Bank interest rates have been the focus of recent (October 1999) policy attention by the Brazilian Central Bank. In a highly publicised report [see Banco Central do Brasil (1999)], this institution showed a great concern for the high levels of the bank loan interest rates observed in the country. This report concluded that high default levels as well as high operating costs are amongst the main culprits for the high bank interest margin seen in the country. On average, loan default and operating cost accounted for 35% and 22% of bank spread, respectively, for a sample of 17 Brazilian banks.
The economic and policy relevance of such topic is beyond any questioning. However, the Central Bank report lacks a more formal approach to support their main conclusions. The decomposition of the bank interest margin among different factors is based on accounting identities rather than on a bank profit maximization model.
The purpose of this paper is to provide an econometric account of the main determinants of the bank interest margin in Brazil. The study makes use of the two-step regression approach advanced by Ho and Saunders (1981) to uncover the influence of bank characteristic variables as well as macroeconomic influences as the main explanatory factors of the bank spread in the country.

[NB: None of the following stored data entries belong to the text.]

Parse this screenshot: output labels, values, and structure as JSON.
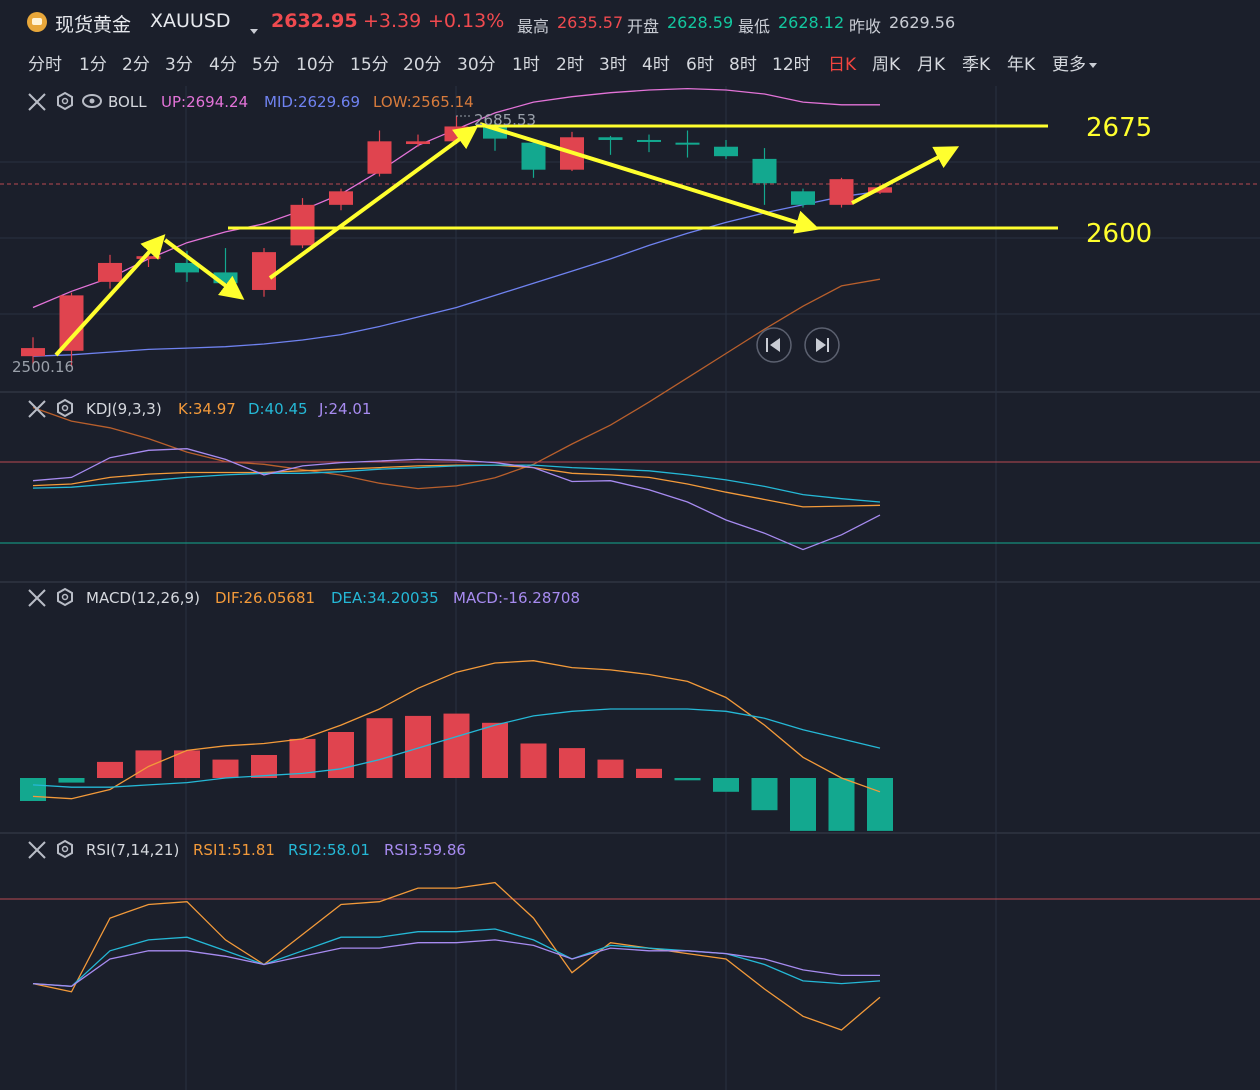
{
  "header": {
    "symbol_name": "现货黄金",
    "symbol_code": "XAUUSD",
    "price": "2632.95",
    "change": "+3.39",
    "change_pct": "+0.13%",
    "high_label": "最高",
    "high": "2635.57",
    "open_label": "开盘",
    "open": "2628.59",
    "low_label": "最低",
    "low": "2628.12",
    "prev_label": "昨收",
    "prev": "2629.56"
  },
  "periods": [
    "分时",
    "1分",
    "2分",
    "3分",
    "4分",
    "5分",
    "10分",
    "15分",
    "20分",
    "30分",
    "1时",
    "2时",
    "3时",
    "4时",
    "6时",
    "8时",
    "12时",
    "日K",
    "周K",
    "月K",
    "季K",
    "年K",
    "更多"
  ],
  "active_period": "日K",
  "colors": {
    "up": "#e0444f",
    "down": "#13a88f",
    "annotation": "#ffff2e",
    "background": "#1b1f2b"
  },
  "panels": {
    "boll": {
      "name": "BOLL",
      "up": "UP:2694.24",
      "mid": "MID:2629.69",
      "low": "LOW:2565.14"
    },
    "kdj": {
      "name": "KDJ(9,3,3)",
      "k": "K:34.97",
      "d": "D:40.45",
      "j": "J:24.01"
    },
    "macd": {
      "name": "MACD(12,26,9)",
      "dif": "DIF:26.05681",
      "dea": "DEA:34.20035",
      "macd": "MACD:-16.28708"
    },
    "rsi": {
      "name": "RSI(7,14,21)",
      "rsi1": "RSI1:51.81",
      "rsi2": "RSI2:58.01",
      "rsi3": "RSI3:59.86"
    }
  },
  "annotations": {
    "level_high": "2675",
    "level_low": "2600",
    "max_label": "2685.53",
    "min_label": "2500.16"
  },
  "chart_data": {
    "type": "candlestick",
    "candles": [
      {
        "o": 2508,
        "c": 2514,
        "h": 2522,
        "l": 2502
      },
      {
        "o": 2512,
        "c": 2553,
        "h": 2555,
        "l": 2500
      },
      {
        "o": 2563,
        "c": 2577,
        "h": 2583,
        "l": 2558
      },
      {
        "o": 2580,
        "c": 2582,
        "h": 2584,
        "l": 2574
      },
      {
        "o": 2577,
        "c": 2570,
        "h": 2586,
        "l": 2563
      },
      {
        "o": 2570,
        "c": 2562,
        "h": 2588,
        "l": 2556
      },
      {
        "o": 2557,
        "c": 2585,
        "h": 2588,
        "l": 2552
      },
      {
        "o": 2590,
        "c": 2620,
        "h": 2625,
        "l": 2588
      },
      {
        "o": 2620,
        "c": 2630,
        "h": 2632,
        "l": 2616
      },
      {
        "o": 2643,
        "c": 2667,
        "h": 2675,
        "l": 2641
      },
      {
        "o": 2665,
        "c": 2667,
        "h": 2672,
        "l": 2663
      },
      {
        "o": 2667,
        "c": 2678,
        "h": 2685.5,
        "l": 2665
      },
      {
        "o": 2678,
        "c": 2669,
        "h": 2682,
        "l": 2660
      },
      {
        "o": 2666,
        "c": 2646,
        "h": 2668,
        "l": 2640
      },
      {
        "o": 2646,
        "c": 2670,
        "h": 2674,
        "l": 2645
      },
      {
        "o": 2670,
        "c": 2668,
        "h": 2671,
        "l": 2657
      },
      {
        "o": 2668,
        "c": 2667,
        "h": 2672,
        "l": 2659
      },
      {
        "o": 2666,
        "c": 2665,
        "h": 2675,
        "l": 2655
      },
      {
        "o": 2663,
        "c": 2656,
        "h": 2668,
        "l": 2654
      },
      {
        "o": 2654,
        "c": 2636,
        "h": 2662,
        "l": 2620
      },
      {
        "o": 2630,
        "c": 2620,
        "h": 2632,
        "l": 2618
      },
      {
        "o": 2620,
        "c": 2639,
        "h": 2640,
        "l": 2618
      },
      {
        "o": 2629,
        "c": 2633,
        "h": 2636,
        "l": 2628
      }
    ],
    "boll_up": [
      2544,
      2556,
      2566,
      2580,
      2592,
      2600,
      2606,
      2616,
      2628,
      2645,
      2664,
      2676,
      2688,
      2696,
      2700,
      2703,
      2705,
      2706,
      2705,
      2702,
      2696,
      2694,
      2694
    ],
    "boll_mid": [
      2508,
      2509,
      2511,
      2513,
      2514,
      2515,
      2517,
      2520,
      2524,
      2530,
      2537,
      2544,
      2553,
      2562,
      2571,
      2580,
      2590,
      2599,
      2607,
      2614,
      2620,
      2626,
      2630
    ],
    "boll_low": [
      2470,
      2460,
      2455,
      2447,
      2437,
      2430,
      2428,
      2424,
      2420,
      2414,
      2410,
      2412,
      2418,
      2428,
      2443,
      2457,
      2474,
      2492,
      2510,
      2528,
      2545,
      2560,
      2565
    ],
    "kdj_k": [
      60,
      62,
      70,
      74,
      76,
      76,
      76,
      78,
      80,
      82,
      84,
      85,
      85,
      82,
      75,
      73,
      70,
      62,
      52,
      43,
      34,
      35,
      36
    ],
    "kdj_d": [
      57,
      58,
      62,
      66,
      70,
      73,
      75,
      75,
      77,
      80,
      82,
      84,
      85,
      85,
      82,
      80,
      78,
      73,
      67,
      59,
      49,
      44,
      40
    ],
    "kdj_j": [
      66,
      70,
      94,
      103,
      105,
      92,
      73,
      84,
      88,
      90,
      92,
      91,
      88,
      82,
      65,
      66,
      55,
      40,
      18,
      2,
      -18,
      0,
      24
    ],
    "macd_dif": [
      -8,
      -9,
      -5,
      5,
      12,
      14,
      15,
      17,
      23,
      30,
      39,
      46,
      50,
      51,
      48,
      47,
      45,
      42,
      35,
      23,
      9,
      0,
      -6
    ],
    "macd_dea": [
      -3,
      -4,
      -4,
      -3,
      -2,
      0,
      1,
      2,
      4,
      8,
      13,
      18,
      23,
      27,
      29,
      30,
      30,
      30,
      29,
      26,
      21,
      17,
      13
    ],
    "macd_hist": [
      -10,
      -2,
      7,
      12,
      12,
      8,
      10,
      17,
      20,
      26,
      27,
      28,
      24,
      15,
      13,
      8,
      4,
      -1,
      -6,
      -14,
      -23,
      -23,
      -23
    ],
    "rsi1": [
      57,
      54,
      81,
      86,
      87,
      73,
      64,
      75,
      86,
      87,
      92,
      92,
      94,
      81,
      61,
      72,
      70,
      68,
      66,
      55,
      45,
      40,
      52
    ],
    "rsi2": [
      57,
      56,
      69,
      73,
      74,
      69,
      64,
      69,
      74,
      74,
      76,
      76,
      77,
      73,
      66,
      71,
      70,
      69,
      68,
      64,
      58,
      57,
      58
    ],
    "rsi3": [
      57,
      56,
      66,
      69,
      69,
      67,
      64,
      67,
      70,
      70,
      72,
      72,
      73,
      71,
      66,
      70,
      69,
      69,
      68,
      66,
      62,
      60,
      60
    ]
  }
}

The paper is structured as follows: after this Introduction, section 2 reviews the relevant literature. Section 3 overviews the recent behavior of bank interest rates in Brazil. Section 4 describes the methodology to be applied in the paper. Section 5 introduces the empirical model to be estimated. Section 6 deals with the sample and data issues. Section 7 presents the main results. Section 8 summarizes the main findings and concludes the paper.